Dossier de l’esclavage en Mauritanie : Une source probable de clash entre Washington et Nouakchott
L’ambassadeur US en Mauritanie, SEM. Larry André, a déclaré en substance que le dossier de l’esclavage en Mauritanie est une priorité pour l’administration américaine et que ses pratiques existent malgré le démenti du président de la République qui n’en retient que les séquelles. Une certaine opinion locale se demande si cette déclaration en porte-à-faux par rapport à la position officielle du gouvernement mauritanien pourrait entraîner l’expulsion de l’ambassadeur et provoquer un clash entre Washington et Nouakchott ?
Depuis son arrivée en Mauritanie, il y a juste quelques mois, l’ambassadeur des Etats-Unis d’Amérique en Mauritanie, SEM Larry André multiplie ses contacts avec les partis politiques et les organisations de la société civile, notamment les défenseurs des droits de l’homme.
Au cours de sa dernière rencontre avec l’opposition dite radicale, le diplomate américain a déclaré le souhait du Département d’Etat américain de voir l’esclavage définitivement aboli en Mauritanie. Sa présence dans le pays aurait ainsi, entre autres objets, celui d’aider les différentes parties concernées par ce dossier à solutionner cet épineux problème.

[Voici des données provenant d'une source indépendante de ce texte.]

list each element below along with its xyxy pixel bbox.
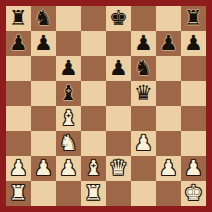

Selon le Chef de file de l’opposition démocratique, El Hacen Ould Mohamed de Tawassoul, les déplacements du diplomate américain deviennent de jour en jour sources d’inquiétudes dans plusieurs milieux mauritaniens. Pour le président du parti El Wiam, Boïdiel Ould Houmeïd, l’ensemble des forces vives de la Nation doivent être conviées dans toute action visant à une solution consensuelle. Selon lui, le parti islamiste peut beaucoup contribuer à la résolution de l’esclavage, tout comme le parti AJD/MR dont le leader Ibrahim Moctar Sarr a donné de sa liberté et de son intégrité physique pour la défense de causes similaires.

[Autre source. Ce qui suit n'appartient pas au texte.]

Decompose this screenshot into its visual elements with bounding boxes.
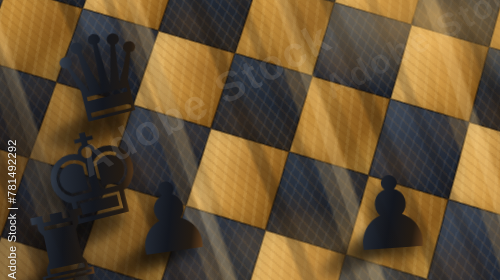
chess-piece-black-pawn-2: ♟ (343, 161, 439, 267)
stock-photo-chess-scene: ♛♚♜♟♟ Adobe Stock Adobe Stock Adobe Stoc… (0, 0, 500, 280)
chess-piece-black-pawn-1: ♟ (121, 165, 220, 272)
watermark-id-label: Adobe Stock | #781492292 (6, 139, 18, 279)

L’ambassadeur US aurait noté l’impérieuse nécessité pour les parties directement concernées par l’éradication de l’esclavage en Mauritanie de s’impliquer davantage. Il croit également que l’UPR, parti au pouvoir, détient un rôle déterminant dans ce combat en tant que formation politique chargée de la mise en œuvre du programme du pouvoir en place.
Auparavant, SEM Larry André avait rencontré les organisations directement impliquée sur le terrain de l’action, en l’occurrence IRA, SOS Esclaves et El Hor.

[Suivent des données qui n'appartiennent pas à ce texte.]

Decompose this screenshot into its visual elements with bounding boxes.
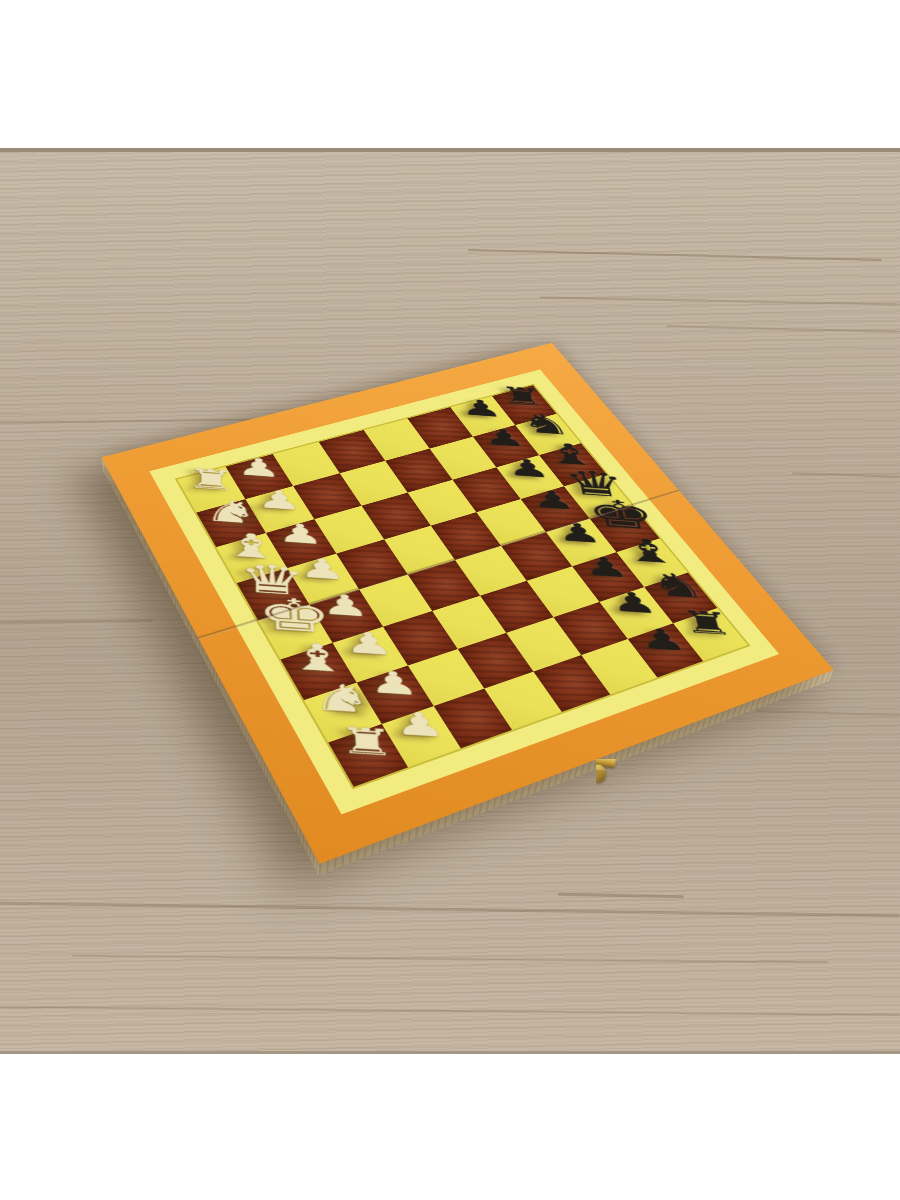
- square-g1: ♞: [304, 683, 382, 743]
- square-h3: [434, 689, 512, 749]
- square-g6: [553, 602, 627, 655]
- table-surface: ♜♞♝♛♚♝♞♜♟♟♟♟♟♟♟♟♟♟♟♟♟♟♟♟♜♞♝♛♚♝♞♜: [0, 148, 900, 1054]
- square-e1: ♚: [258, 605, 332, 660]
- square-h5: [533, 655, 610, 712]
- square-h2: ♟: [382, 706, 461, 767]
- chess-board: ♜♞♝♛♚♝♞♜♟♟♟♟♟♟♟♟♟♟♟♟♟♟♟♟♜♞♝♛♚♝♞♜: [101, 343, 833, 864]
- product-photo: ♜♞♝♛♚♝♞♜♟♟♟♟♟♟♟♟♟♟♟♟♟♟♟♟♜♞♝♛♚♝♞♜: [0, 0, 900, 1200]
- square-f5: [480, 581, 553, 633]
- square-d1: ♛: [237, 568, 310, 620]
- square-f3: [383, 611, 458, 666]
- square-f2: ♟: [333, 627, 408, 683]
- square-h1: ♜: [328, 724, 408, 787]
- square-h6: [581, 639, 657, 695]
- square-h8: ♜: [673, 608, 748, 661]
- square-g5: [506, 617, 581, 671]
- square-g7: ♟: [599, 587, 673, 639]
- square-h7: ♟: [628, 623, 703, 677]
- square-e3: [359, 575, 432, 627]
- square-g4: [458, 633, 534, 689]
- square-g2: ♟: [357, 666, 434, 724]
- square-f4: [432, 596, 506, 649]
- board-scene: ♜♞♝♛♚♝♞♜♟♟♟♟♟♟♟♟♟♟♟♟♟♟♟♟♜♞♝♛♚♝♞♜: [0, 152, 900, 1058]
- board-border: ♜♞♝♛♚♝♞♜♟♟♟♟♟♟♟♟♟♟♟♟♟♟♟♟♜♞♝♛♚♝♞♜: [101, 343, 833, 864]
- square-h4: [484, 672, 562, 730]
- square-e4: [408, 560, 480, 611]
- square-g3: [408, 649, 484, 706]
- square-e2: ♟: [309, 589, 383, 642]
- square-f1: ♝: [281, 643, 357, 700]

Si les multiples prises de contact du diplomate américain depuis son arrivée en Mauritanie sont suivies dans un silence de mort du côté du pouvoir, plusieurs voix au sein de la majorité comme de l’opposition dite modérée, comme Sawab, ont vivement dénoncé ce qu’ils ont appelé « l’ingérence américaine dans les affaires intérieures du pays ».
Selon cette opinion, la dernière déclaration de l’ambassadeur américain sur la persistance de l’esclavage et non de simples séquelles, comme le soutiennent le président et le gouvernement mauritanien, constituerait une prise de position favorable aux opposants au pouvoir et sortirait ainsi de la ligne officielle. Et de rappeler qu’ailleurs dans le monde, des ambassadeurs ont été expulsés pour de tels agissements. C’est le cas au Zimbabwé, soulignent-ils en substance, où Robert Mugabé aurait menacé dimanche 18 janvier dernier, d’expulser l’ambassadeur James MCGee, pour « ingérence dans les affaires internes du pays ».
L’occasion pour certains de souligner que si la Mauritanie tient à devenir un autre Zimbabwé, une telle éventualité serait à envisager. De soutenir, que les actions de SEM Larry André entreraient dans une dynamique tacitement encouragée par le pouvoir en place et les parties prenantes, lesquels ne verraient pas d’un mauvais œil l’éradication d’un phénomène en bute aux pesanteurs socio-tribales.
La dernière fois que la Mauritanie a eu des démêlées avec un diplomate américain, c’était en 2009. Beaucoup de leaders politiques, dont le RFD d’Ahmed Ould Daddah, avaient en effet accusé le Chargé d’Affaires de l’ambassade US à Nouakchott, Denis Hankes, de trop se mêler des affaires intérieures. A la base de cette accusation, une bande sonore où Ould Daddah accusait le diplomate de lui avoir proposé une « aide financière moyennant la signature d’une Charte ». L’affaire avait provoqué à l’époque un tollé.